Govt regulations shouldn’t affect bitcoin, crypto benefits, IMF says, commends Nigeria

The International Monetary Fund (IMF) said regulation of cryptocurrency activities shouldn’t hinder the “plenty” “potential” that crypto assets offers the financial industry.

In the past months, IMF had been suggesting that the crypto market, which is now worth $2.4 trillion, needs to be restricted to avoid what the agency called “cryptoization”, which is the replacement of fiat currency with bitcoin and its other contemporaries.

According to IMF, the financial global body stated that countries are making “crypto assets such as Bitcoin national currency.” a move it described as very risky.

While suggesting regulation of crypto assets, the statement reads that, “Increased international regulation should not, however, undercut the enabling environment for useful crypto-asset products and applications.”

IMF is of the opinion that stablecoins or crypto assets have tremendous potential to make financial services more accessible and cheaper, just like the Central Bank Digital Currency (CBDC).

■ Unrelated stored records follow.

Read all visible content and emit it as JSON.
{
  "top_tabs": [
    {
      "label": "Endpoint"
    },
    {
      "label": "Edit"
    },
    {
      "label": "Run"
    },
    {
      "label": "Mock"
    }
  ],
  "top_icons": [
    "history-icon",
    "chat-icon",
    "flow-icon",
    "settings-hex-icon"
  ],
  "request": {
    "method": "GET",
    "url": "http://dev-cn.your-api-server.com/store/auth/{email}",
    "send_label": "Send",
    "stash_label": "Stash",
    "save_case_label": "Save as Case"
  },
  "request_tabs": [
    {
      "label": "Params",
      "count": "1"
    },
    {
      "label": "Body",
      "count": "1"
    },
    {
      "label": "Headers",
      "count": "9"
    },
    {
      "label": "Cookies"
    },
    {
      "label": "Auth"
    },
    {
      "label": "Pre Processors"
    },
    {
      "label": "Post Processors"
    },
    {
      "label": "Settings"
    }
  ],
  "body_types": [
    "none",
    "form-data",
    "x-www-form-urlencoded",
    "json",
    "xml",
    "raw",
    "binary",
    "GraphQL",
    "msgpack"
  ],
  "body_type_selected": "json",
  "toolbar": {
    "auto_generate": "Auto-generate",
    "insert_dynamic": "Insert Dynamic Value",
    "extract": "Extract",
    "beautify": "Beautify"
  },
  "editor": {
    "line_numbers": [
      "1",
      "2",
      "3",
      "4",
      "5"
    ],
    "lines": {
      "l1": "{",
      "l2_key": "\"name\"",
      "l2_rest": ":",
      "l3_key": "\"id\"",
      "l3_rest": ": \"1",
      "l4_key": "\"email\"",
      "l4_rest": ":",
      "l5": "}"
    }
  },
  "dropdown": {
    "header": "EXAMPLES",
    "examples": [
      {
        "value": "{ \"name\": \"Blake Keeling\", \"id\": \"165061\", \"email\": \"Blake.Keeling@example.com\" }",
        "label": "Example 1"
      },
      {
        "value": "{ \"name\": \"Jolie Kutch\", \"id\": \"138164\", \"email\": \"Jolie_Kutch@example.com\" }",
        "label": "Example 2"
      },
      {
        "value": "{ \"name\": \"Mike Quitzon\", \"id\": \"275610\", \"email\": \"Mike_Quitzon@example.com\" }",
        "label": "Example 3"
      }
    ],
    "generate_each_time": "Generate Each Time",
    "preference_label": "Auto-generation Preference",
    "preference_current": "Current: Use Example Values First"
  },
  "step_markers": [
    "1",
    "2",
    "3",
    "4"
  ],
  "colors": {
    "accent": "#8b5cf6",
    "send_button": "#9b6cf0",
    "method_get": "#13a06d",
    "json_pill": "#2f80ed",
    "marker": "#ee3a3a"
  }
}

“Emerging market and low-income economies especially stand to benefit—so long as the risks are managed.” IMF wrote, but it charges government to step up by offering a counter to crypto assets.

The body said government should create new digital money “while preserving stability, efficiency, equality and environmental sustainability.

It used Bahamas and Nigeria as examples of countries that have launched government-backed digital currency to counter the rising adoption of bitcoin and other cryptocurrencies in their country.